Вместо этого интерес мой сместился на домашнюю библиотеку мистера Кларка. И тут ему удалось меня удивить. Ни одной книги по саморазвитию или мотивации, которые я ожидала увидеть, ведь он весь из себя такой развитый и мотивированный. Преуспевающий и амбициозный. Другого бы не послали на замену сотруднику аж за четыре тысячи миль. Но на полке обитали художественные романы, в основном классика и современные триллеры. Среди твёрдых переплётов я отыскала «Великого Гэтсби» и серию про Эркюля Пуаро. Как забавно, что я тоже любила госпожу Кристи и даже подметила пару детективов, которые ещё не читала.

Так, я же обещала себе не рыться в белье мистера Кларка. Потому перестала разглядывать его изнанку и поспешила к шкафу. Взять то, за чем пришла. На одной из полок я увидела первую же попавшуюся футболку, которая показалась мне домашней, и вытащила её так аккуратно, чтобы не оставлять следов. И тут же зазвонил мой мобильный внизу.

Да как же он узнал?! У него тут и правда камеры?

Схватив футболку, я выскочила из спальни и помчалась по лестнице в гостиную, где бросила свой телефон. Но звонила всего лишь Сид. А сердце моё всё ещё куда-то мчалось вприпрыжку.

– Дорогая! – Радостно поприветствовала Сид. – Как продвигается твоя ссылка на Северный полюс?

– Привыкаю потихоньку. Мороз уже не так кусается, а сам переезд не кажется такой плохой идеей.

– Я знала, что ты сумеешь адаптироваться. Ты уже виделась с мистером Максвеллом?

В ответ вырвался протяжный вздох.

– Слышу, что виделась. – Засмеялась Сид. – Этот мужчина склонен производить подобный эффект.

– Так ты знала? – Изумилась я. – Знала, что он не сумасшедший старик с миллионами в карманах?

– И что он писаный красавец? Конечно, знала, я ведь умею делать свою работу.

– Почему же мне не сказала? – Надулась я. – Я бы так не опозорилась перед ним.

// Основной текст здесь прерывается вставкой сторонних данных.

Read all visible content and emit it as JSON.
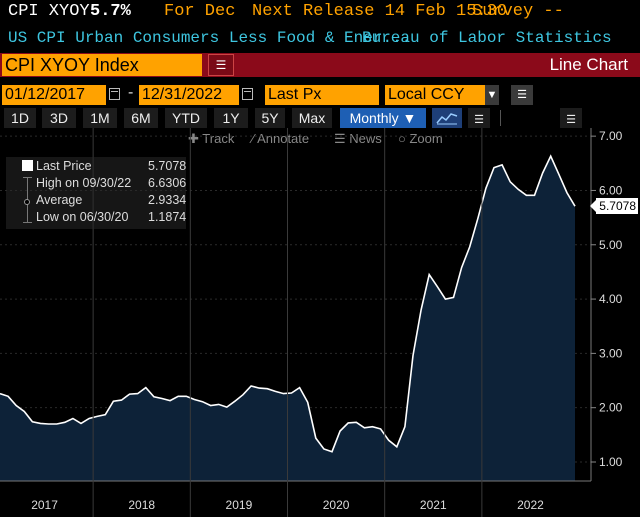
{
  "header": {
    "ticker": "CPI XYOY",
    "value": "5.7%",
    "for_label": "For Dec",
    "next_release": "Next Release 14 Feb 15:30",
    "survey": "Survey --",
    "description": "US CPI Urban Consumers Less Food & Ener...",
    "source": "Bureau of Labor Statistics"
  },
  "security": {
    "name": "CPI XYOY Index",
    "chart_type": "Line Chart"
  },
  "controls": {
    "start_date": "01/12/2017",
    "end_date": "12/31/2022",
    "field": "Last Px",
    "currency": "Local CCY",
    "ranges": [
      "1D",
      "3D",
      "1M",
      "6M",
      "YTD",
      "1Y",
      "5Y",
      "Max"
    ],
    "frequency": "Monthly ▼",
    "tools": [
      "Track",
      "Annotate",
      "News",
      "Zoom"
    ]
  },
  "legend": {
    "last_label": "Last Price",
    "last_value": "5.7078",
    "high_label": "High on 09/30/22",
    "high_value": "6.6306",
    "avg_label": "Average",
    "avg_value": "2.9334",
    "low_label": "Low on 06/30/20",
    "low_value": "1.1874"
  },
  "colors": {
    "orange": "#ffa200",
    "cyan": "#3ec6e0",
    "bar_red": "#8b0a1a",
    "area_fill": "#0d2238",
    "line": "#ffffff",
    "active_btn": "#1e5fb4"
  },
  "chart_data": {
    "type": "area",
    "ylim": [
      0.65,
      7.15
    ],
    "yticks": [
      "1.00",
      "2.00",
      "3.00",
      "4.00",
      "5.00",
      "6.00",
      "7.00"
    ],
    "ytick_values": [
      1,
      2,
      3,
      4,
      5,
      6,
      7
    ],
    "xlabels": [
      "2017",
      "2018",
      "2019",
      "2020",
      "2021",
      "2022"
    ],
    "last_value_label": "5.7078",
    "series": [
      {
        "x": [
          "2017-01",
          "2017-02",
          "2017-03",
          "2017-04",
          "2017-05",
          "2017-06",
          "2017-07",
          "2017-08",
          "2017-09",
          "2017-10",
          "2017-11",
          "2017-12",
          "2018-01",
          "2018-02",
          "2018-03",
          "2018-04",
          "2018-05",
          "2018-06",
          "2018-07",
          "2018-08",
          "2018-09",
          "2018-10",
          "2018-11",
          "2018-12",
          "2019-01",
          "2019-02",
          "2019-03",
          "2019-04",
          "2019-05",
          "2019-06",
          "2019-07",
          "2019-08",
          "2019-09",
          "2019-10",
          "2019-11",
          "2019-12",
          "2020-01",
          "2020-02",
          "2020-03",
          "2020-04",
          "2020-05",
          "2020-06",
          "2020-07",
          "2020-08",
          "2020-09",
          "2020-10",
          "2020-11",
          "2020-12",
          "2021-01",
          "2021-02",
          "2021-03",
          "2021-04",
          "2021-05",
          "2021-06",
          "2021-07",
          "2021-08",
          "2021-09",
          "2021-10",
          "2021-11",
          "2021-12",
          "2022-01",
          "2022-02",
          "2022-03",
          "2022-04",
          "2022-05",
          "2022-06",
          "2022-07",
          "2022-08",
          "2022-09",
          "2022-10",
          "2022-11",
          "2022-12"
        ],
        "y": [
          2.26,
          2.21,
          2.04,
          1.93,
          1.74,
          1.71,
          1.7,
          1.7,
          1.73,
          1.8,
          1.71,
          1.8,
          1.84,
          1.87,
          2.12,
          2.14,
          2.25,
          2.26,
          2.37,
          2.2,
          2.17,
          2.13,
          2.21,
          2.21,
          2.15,
          2.11,
          2.04,
          2.06,
          2.01,
          2.12,
          2.24,
          2.4,
          2.36,
          2.35,
          2.3,
          2.26,
          2.27,
          2.37,
          2.1,
          1.44,
          1.24,
          1.19,
          1.57,
          1.72,
          1.73,
          1.63,
          1.65,
          1.61,
          1.4,
          1.28,
          1.65,
          2.96,
          3.8,
          4.45,
          4.23,
          4.0,
          4.03,
          4.58,
          4.96,
          5.48,
          6.04,
          6.42,
          6.47,
          6.16,
          6.02,
          5.91,
          5.91,
          6.32,
          6.63,
          6.3,
          5.96,
          5.71
        ]
      }
    ]
  }
}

– Я ведь не могу всё делать за тебя, дорогая. – Подстегнула меня Сид. – Думала, ты сама поищешь что-нибудь о нём в интернете.

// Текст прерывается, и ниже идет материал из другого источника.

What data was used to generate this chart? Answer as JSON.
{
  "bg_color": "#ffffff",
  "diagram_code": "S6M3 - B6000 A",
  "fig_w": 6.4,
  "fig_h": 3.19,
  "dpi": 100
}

Этим я и собиралась заняться сегодня, сразу после того, как немного порисую на террасе. Два дня не держала кисть в руках, и та заныла от скуки.

– И как он тебе?

– Уилл очень добрый и внимательный. Совсем не похож на тех богачей, кого я встречала.

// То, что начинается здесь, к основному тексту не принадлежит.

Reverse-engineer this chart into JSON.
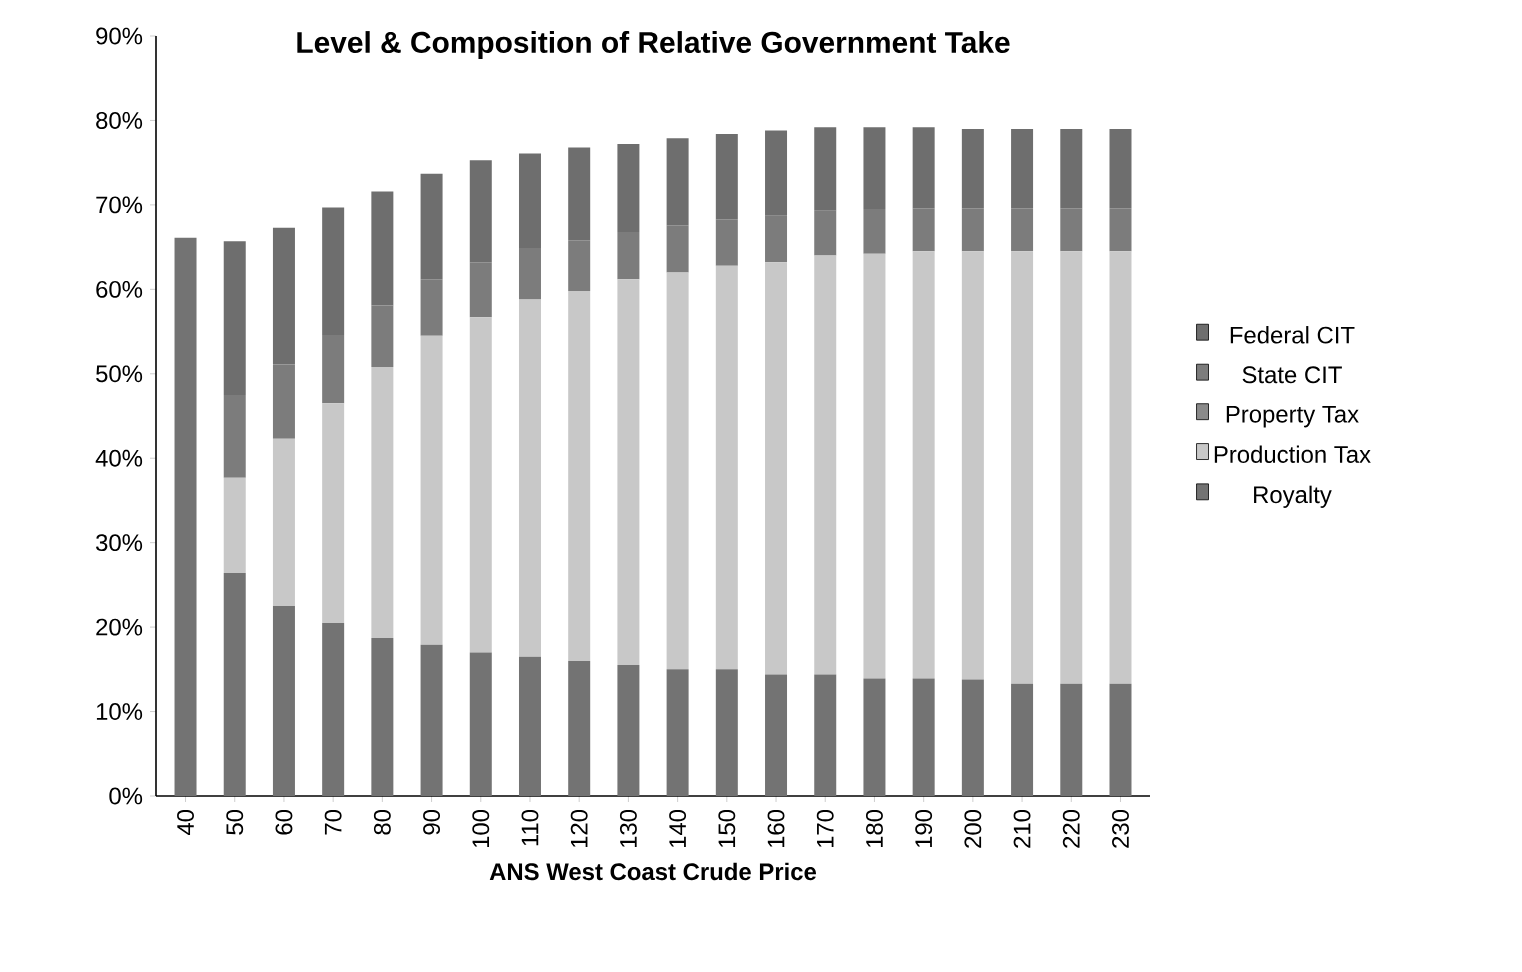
{
  "chart_data": {
    "type": "bar",
    "stacked": true,
    "title": "Level & Composition of Relative Government Take",
    "xlabel": "ANS West Coast Crude Price",
    "categories": [
      "40",
      "50",
      "60",
      "70",
      "80",
      "90",
      "100",
      "110",
      "120",
      "130",
      "140",
      "150",
      "160",
      "170",
      "180",
      "190",
      "200",
      "210",
      "220",
      "230"
    ],
    "series": [
      {
        "name": "Royalty",
        "color": "#737373",
        "values": [
          66.1,
          26.4,
          22.5,
          20.5,
          18.7,
          17.9,
          17.0,
          16.5,
          16.0,
          15.5,
          15.0,
          15.0,
          14.4,
          14.4,
          13.9,
          13.9,
          13.8,
          13.3,
          13.3,
          13.3
        ]
      },
      {
        "name": "Production Tax",
        "color": "#c8c8c8",
        "values": [
          0,
          11.3,
          19.8,
          26.0,
          32.1,
          36.6,
          39.7,
          42.3,
          43.8,
          45.7,
          47.0,
          47.8,
          48.8,
          49.6,
          50.3,
          50.6,
          50.7,
          51.2,
          51.2,
          51.2
        ]
      },
      {
        "name": "Property Tax",
        "color": "#8a8a8a",
        "values": [
          0,
          0,
          0,
          0,
          0,
          0,
          0,
          0,
          0,
          0,
          0,
          0,
          0,
          0,
          0,
          0,
          0,
          0,
          0,
          0
        ]
      },
      {
        "name": "State CIT",
        "color": "#7c7c7c",
        "values": [
          0,
          9.8,
          8.8,
          8.1,
          7.3,
          6.7,
          6.5,
          6.1,
          6.0,
          5.6,
          5.6,
          5.5,
          5.5,
          5.3,
          5.3,
          5.1,
          5.1,
          5.1,
          5.1,
          5.1
        ]
      },
      {
        "name": "Federal CIT",
        "color": "#6e6e6e",
        "values": [
          0,
          18.2,
          16.2,
          15.1,
          13.5,
          12.5,
          12.1,
          11.2,
          11.0,
          10.4,
          10.3,
          10.1,
          10.1,
          9.9,
          9.7,
          9.6,
          9.4,
          9.4,
          9.4,
          9.4
        ]
      }
    ],
    "ylim": [
      0,
      90
    ],
    "yticks": [
      {
        "value": 0,
        "label": "0%"
      },
      {
        "value": 10,
        "label": "10%"
      },
      {
        "value": 20,
        "label": "20%"
      },
      {
        "value": 30,
        "label": "30%"
      },
      {
        "value": 40,
        "label": "40%"
      },
      {
        "value": 50,
        "label": "50%"
      },
      {
        "value": 60,
        "label": "60%"
      },
      {
        "value": 70,
        "label": "70%"
      },
      {
        "value": 80,
        "label": "80%"
      },
      {
        "value": 90,
        "label": "90%"
      }
    ],
    "legend": "right"
  }
}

– Уилл? – Кокетливо переспросила Сид. – Быстро же вы спелись.

– Ничего такого. Он и правда очень простой для своего непростого статуса.

– Смотри, дорогая, не потеряй от него голову. – Предостерегла меня Сид, как всегда выступающая моим голосом разума и дремлющей совести. – Не повторяй ошибок, как с Гэбриэлом. Не стоит бросаться из огня в новый костёр, пока ожоги ещё не затянулись.

– Даже не думала. Предпочитаю смотреть на огонь, а не прыгать в него. Нас связывают только рабочие отношения. – Но сердце волновалось совсем не по-рабочему от одного его имени. – После Гэбриэла я официально взяла передышку на свидания. Сложно потерять голову, если занять её работой. А её будет много. Кстати, о Гэбриэле…

С Сид лучше сменить тему резко, как свернуть с полосы на скорости в сто миль, пока она не начала опекать своими наставлениями. Всего на шесть лет старше, а порой она казалась второй мамой, что лезет со своими нравоучениями, хотя я понимала, что порой со мной нужен был глаз да глаз, и она хотела как лучше для меня же.

– Ты решила проблему? – Взволнованно поинтересовалась я. – Мистер Кларк не должен испытывать неудобства из-за меня.

– Ох, Эмма. – А вот и материнский, даже учительский тон. – Говорила же тебе, что так просто эта история с картинами не закончится. Если ты не передашь ему полотна добровольно, то он имеет полное право получить их по суду.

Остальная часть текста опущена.